Tuesday 11 February 2014

Universal presents an Alfred Hitchcock picture – Starring Clint Eastwood

Clint and Hitch lunch over Elmore Leonard 's: Unknown Man Number 89  

Sounds rather nice doesn't it... I wanted to put this little piece together, which has been drawn from sources such as books and the internet. It was a project that seemed to hang in the balance around 1977-78. Whilst it ultimately became a project that failed to materialise – it does conjure up some tantalising and rather thought provoking possibilities…   

Alfred Hitchcock, I'm told, was so taken with Lee (the female lead and the character from whom the plot develops) that he got Universal Studios to buy the screen rights of the book for him.  No one knows what Hitchcock has in mind; he died while preparing the film he planned to do before Unknown Man #89.  After his death, a number of the 100-plus producers who had rejected the possibility of the book as a movie now showed considerable interest – what with Alfred Hitchcock’s prints being on the book.  Unfortunately, no one could find out what Hitchcock had planned to do with it, if in fact he planned to do anything at all. I did write an Unknown Man #89 screenplay for Universal, which the studio gave to a talent agency for casting. Elmore Leonard, April 1993.

Unknown Man #89 - a crime novel written by Elmore Leonard was published in 1977. It was also one of the last projects considered by director Alfred Hitchcock.  The gritty Elmore Leonard novel was about a flawed hero up to his neck in criminals and getting caught up with a sad blonde in distress – a tagline that could of been applied to The Gauntlet (1977). 


The novel follows the exploits of Detroit process server Jack Ryan, who has a reputation for finding men who don't want to be found. A string of seemingly unrelated crimes leads Ryan to the search for a missing stockholder known only as "unknown man #89," but his missing man isn't "unknown" to everyone: a pretty blonde hates his guts, and a very nasty dude named Virgil Royal wants him dead in the worst way. This is very unfortunate for Jack, who is suddenly caught in the crossfire of a lethal triple-cross and becomes as much a target as his nameless prey. Along the way, Ryan butts heads with local police, including six-shooter-carrying Dick Speed. The book is perhaps best remembered for a sequence taken straight from The Godfather, where thug Virgil plants a shotgun in the meeting place of his victim, in this case, the fire escape of Bobby Lear's hotel room.

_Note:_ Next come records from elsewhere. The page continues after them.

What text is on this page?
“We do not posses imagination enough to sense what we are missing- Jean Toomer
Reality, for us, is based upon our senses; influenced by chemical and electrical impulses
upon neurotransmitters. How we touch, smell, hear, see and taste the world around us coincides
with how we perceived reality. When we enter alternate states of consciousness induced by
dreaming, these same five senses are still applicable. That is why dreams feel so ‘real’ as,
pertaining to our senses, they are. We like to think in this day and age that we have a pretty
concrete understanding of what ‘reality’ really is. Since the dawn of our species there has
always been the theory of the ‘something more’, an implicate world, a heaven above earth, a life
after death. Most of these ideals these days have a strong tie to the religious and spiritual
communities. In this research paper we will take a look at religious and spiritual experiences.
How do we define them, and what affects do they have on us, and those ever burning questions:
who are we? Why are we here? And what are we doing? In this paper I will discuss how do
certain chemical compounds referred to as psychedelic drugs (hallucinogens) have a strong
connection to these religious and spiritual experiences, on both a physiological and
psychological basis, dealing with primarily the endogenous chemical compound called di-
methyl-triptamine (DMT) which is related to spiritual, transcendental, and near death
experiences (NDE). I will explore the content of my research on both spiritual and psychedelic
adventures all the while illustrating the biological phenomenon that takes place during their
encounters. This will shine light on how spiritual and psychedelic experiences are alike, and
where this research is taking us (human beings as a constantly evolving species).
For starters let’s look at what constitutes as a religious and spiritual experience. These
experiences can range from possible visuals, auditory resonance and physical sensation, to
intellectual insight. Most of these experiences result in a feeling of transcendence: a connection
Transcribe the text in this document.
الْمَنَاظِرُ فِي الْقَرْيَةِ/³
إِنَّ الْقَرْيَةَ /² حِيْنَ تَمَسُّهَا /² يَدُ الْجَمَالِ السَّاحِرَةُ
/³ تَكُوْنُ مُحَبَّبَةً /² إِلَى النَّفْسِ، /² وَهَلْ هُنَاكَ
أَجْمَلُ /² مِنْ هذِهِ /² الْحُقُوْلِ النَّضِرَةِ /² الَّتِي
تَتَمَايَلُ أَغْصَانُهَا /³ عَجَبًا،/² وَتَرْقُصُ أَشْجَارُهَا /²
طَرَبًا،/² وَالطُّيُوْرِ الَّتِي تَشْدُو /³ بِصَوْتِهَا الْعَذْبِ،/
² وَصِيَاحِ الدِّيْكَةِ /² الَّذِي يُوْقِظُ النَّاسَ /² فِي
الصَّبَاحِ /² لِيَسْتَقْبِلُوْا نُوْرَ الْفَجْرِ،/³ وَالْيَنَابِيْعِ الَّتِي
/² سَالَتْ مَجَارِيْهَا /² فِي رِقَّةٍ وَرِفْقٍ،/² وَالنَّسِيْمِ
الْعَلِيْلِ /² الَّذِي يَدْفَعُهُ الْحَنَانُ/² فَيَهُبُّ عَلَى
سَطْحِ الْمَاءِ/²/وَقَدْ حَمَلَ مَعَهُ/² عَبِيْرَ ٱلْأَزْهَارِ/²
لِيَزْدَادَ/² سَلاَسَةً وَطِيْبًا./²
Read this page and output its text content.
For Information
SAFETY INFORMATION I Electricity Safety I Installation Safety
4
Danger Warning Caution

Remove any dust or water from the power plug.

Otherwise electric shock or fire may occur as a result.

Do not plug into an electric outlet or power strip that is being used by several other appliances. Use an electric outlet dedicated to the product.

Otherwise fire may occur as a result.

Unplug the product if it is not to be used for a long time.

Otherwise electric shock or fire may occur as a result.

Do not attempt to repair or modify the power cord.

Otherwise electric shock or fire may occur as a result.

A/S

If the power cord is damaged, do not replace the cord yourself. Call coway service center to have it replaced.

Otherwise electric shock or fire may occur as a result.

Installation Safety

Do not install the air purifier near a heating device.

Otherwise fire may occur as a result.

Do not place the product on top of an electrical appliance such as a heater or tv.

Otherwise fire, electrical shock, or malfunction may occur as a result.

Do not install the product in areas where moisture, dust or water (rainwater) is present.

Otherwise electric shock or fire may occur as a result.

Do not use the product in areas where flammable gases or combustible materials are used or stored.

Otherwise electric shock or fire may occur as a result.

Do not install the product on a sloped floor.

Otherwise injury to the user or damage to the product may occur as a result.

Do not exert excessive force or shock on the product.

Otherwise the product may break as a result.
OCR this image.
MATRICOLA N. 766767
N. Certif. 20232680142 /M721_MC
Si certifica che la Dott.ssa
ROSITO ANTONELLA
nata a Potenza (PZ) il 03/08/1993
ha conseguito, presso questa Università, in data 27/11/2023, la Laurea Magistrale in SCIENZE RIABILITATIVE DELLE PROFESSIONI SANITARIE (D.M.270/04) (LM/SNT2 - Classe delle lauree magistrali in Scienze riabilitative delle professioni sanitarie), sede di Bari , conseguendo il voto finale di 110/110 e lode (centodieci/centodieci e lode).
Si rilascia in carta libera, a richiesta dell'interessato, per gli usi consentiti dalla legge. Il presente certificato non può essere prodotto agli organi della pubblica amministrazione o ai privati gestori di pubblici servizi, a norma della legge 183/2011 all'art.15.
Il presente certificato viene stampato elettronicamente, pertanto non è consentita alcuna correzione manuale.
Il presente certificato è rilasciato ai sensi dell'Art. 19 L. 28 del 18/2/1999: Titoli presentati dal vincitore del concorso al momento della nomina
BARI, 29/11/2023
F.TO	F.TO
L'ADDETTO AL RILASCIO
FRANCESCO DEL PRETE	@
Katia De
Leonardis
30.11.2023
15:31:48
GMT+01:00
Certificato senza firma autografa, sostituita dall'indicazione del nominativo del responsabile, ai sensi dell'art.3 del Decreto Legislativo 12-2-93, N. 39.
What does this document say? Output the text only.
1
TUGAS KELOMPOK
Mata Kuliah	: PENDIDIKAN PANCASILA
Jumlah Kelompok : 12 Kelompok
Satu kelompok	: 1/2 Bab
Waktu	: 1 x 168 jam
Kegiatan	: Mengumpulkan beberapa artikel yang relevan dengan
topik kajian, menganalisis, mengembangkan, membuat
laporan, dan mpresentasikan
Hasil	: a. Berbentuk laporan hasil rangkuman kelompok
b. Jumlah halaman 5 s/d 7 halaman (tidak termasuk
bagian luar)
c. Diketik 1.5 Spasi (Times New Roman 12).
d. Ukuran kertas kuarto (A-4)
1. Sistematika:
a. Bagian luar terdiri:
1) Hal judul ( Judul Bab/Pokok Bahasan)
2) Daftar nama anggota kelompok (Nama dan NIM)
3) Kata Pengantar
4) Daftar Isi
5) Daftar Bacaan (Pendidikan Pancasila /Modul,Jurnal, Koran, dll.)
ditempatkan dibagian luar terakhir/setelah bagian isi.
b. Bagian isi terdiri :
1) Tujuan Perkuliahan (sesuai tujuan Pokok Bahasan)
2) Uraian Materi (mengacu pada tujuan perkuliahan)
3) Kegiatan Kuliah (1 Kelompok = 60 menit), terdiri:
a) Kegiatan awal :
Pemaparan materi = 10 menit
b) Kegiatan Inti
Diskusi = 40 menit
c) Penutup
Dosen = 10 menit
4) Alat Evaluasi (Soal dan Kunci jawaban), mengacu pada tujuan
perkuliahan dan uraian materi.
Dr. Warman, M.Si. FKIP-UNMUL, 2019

Late in his career, director Alfred Hitchcock flirted with the idea of casting Eastwood as the book’s hero Jack Ryan. Eastwood has touched on the subject in previous interviews. ''Hitchcock wanted me to be in one of his films [which, it turned out, would never be made]. I wasn't nuts about the script. I had lunch with him in his office. When I walked in, he was sitting there very erect and he didn't even move. Only his eyes did. They followed you across the room. He had the same thing for lunch every day — a steak and some sliced tomatoes.'' According to the revised edition of “Hitchcock” by François Truffaut, Alfred Hitchcock was seriously considering adapting Leonard's novel Unknown Man: No. 89, to which he had acquired the rights, as his follow-up film to Family Plot (1976) his 53rd film. 
But of course, there never was a 54th film and Hitchcock passed away on April 29th 1980.

Footnote:
Since this original piece was posted there is also the possibility that Hitchcock was looking at casting Clint for his long proposed project The Short Night, Following the completion of Family Plot (1976) Hitchcock's interest in the project returned and Universal announced it as his 54th film in February 1977. With hindsight, it looks more likely that The Short Night was the basis of this lunch meeting between the two men.